At March 02, 2006 12:06 AM, Anonymous Valnum said...

Hi, I'm Valnum from Perfume of Life forum. Congratulations for your blog, it's really well done! One question: what is exactly "orris"?

Val

 
At March 06, 2006 12:15 AM, Blogger Ayala Sender said...

Thanks for your visit, Val!
Orris is iris. The roots of Florentine iris are the type that is used in perfumery. The rhyzomes are dried over an extended period of time, peeled and distilled. The oil (also known as "orris butter") is invaluable in perfumery.

 
At March 07, 2006 7:21 PM, Blogger katiedid said...

I love this post SO much. Wow, so orris butter really does smell like baby heads? And the cool, water aspects, too? Wow... time to get off my duff and order a back up bottle of Ysatis Iris, because I think it might just be more brilliant that I thought it was. I just liked it because, well it had those very same qualities you mention about orris butter. Huh. Food for thought, thanks :)

 
At March 09, 2006 8:07 AM, Blogger Ayala Sender said...

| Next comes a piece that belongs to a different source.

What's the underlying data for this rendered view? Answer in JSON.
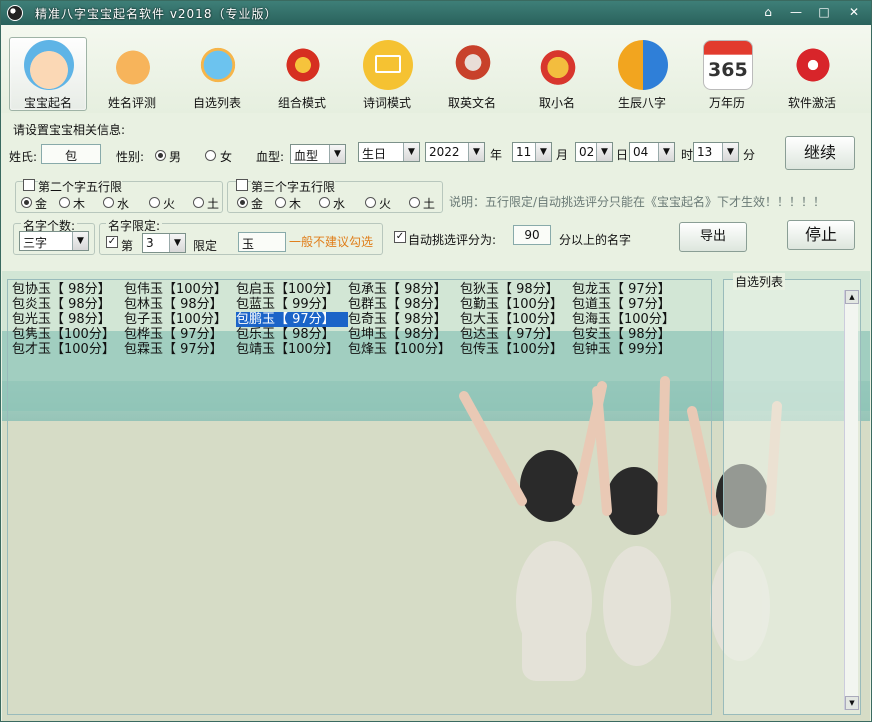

Katie, I don't remembet Ysatis Iris as being particularly iris-y, but than I haven't got to the point of wearing it on my skin... Now I am curious to try it again (on my skin this time!), especially if it smells like baby's head! And yes, orris has it all going, a very subtle and intriguing note. Irreplacale.

 
At March 09, 2006 12:54 PM, Blogger katiedid said...

Well in truth, I don't think it's super iris-y myself. The dry down is smells so much like the tops of baby heads to me that I can't help but love it. My hunch is that they tried to capture the way a yard full of irises in bloom smells. Which I think they failed on that count, but I can appreciate how close they came. And also, I do love the smell of baby heads, and YI reminds me so much of the way the top of my twins' heads smelled when they were wee. I like it purely for that sentimental reason more than anything.

 
At March 15, 2006 5:26 PM, Blogger Ayala Sender said...

Well, Katie, if YI smells like baby heads in the dry down, I should get some myself! I love this smell more than anything else. I believe that secretly this the only reason why women have babies, despite the pain. Maybe if I keep a bottle around it will keep my mind off it ;)

 
At January 26, 2014 2:43 PM, Anonymous Souad said...

Bonsoir, j'aime bien vos articles ils sont très instructifs ...Merci pour les avoir partager avec nous
j'ai une question à propos de la teinture d'iris...combien de temps faut il laisser macérer la poudre pour l'obtention d'une fragrance intéressante...Merci de me répondre.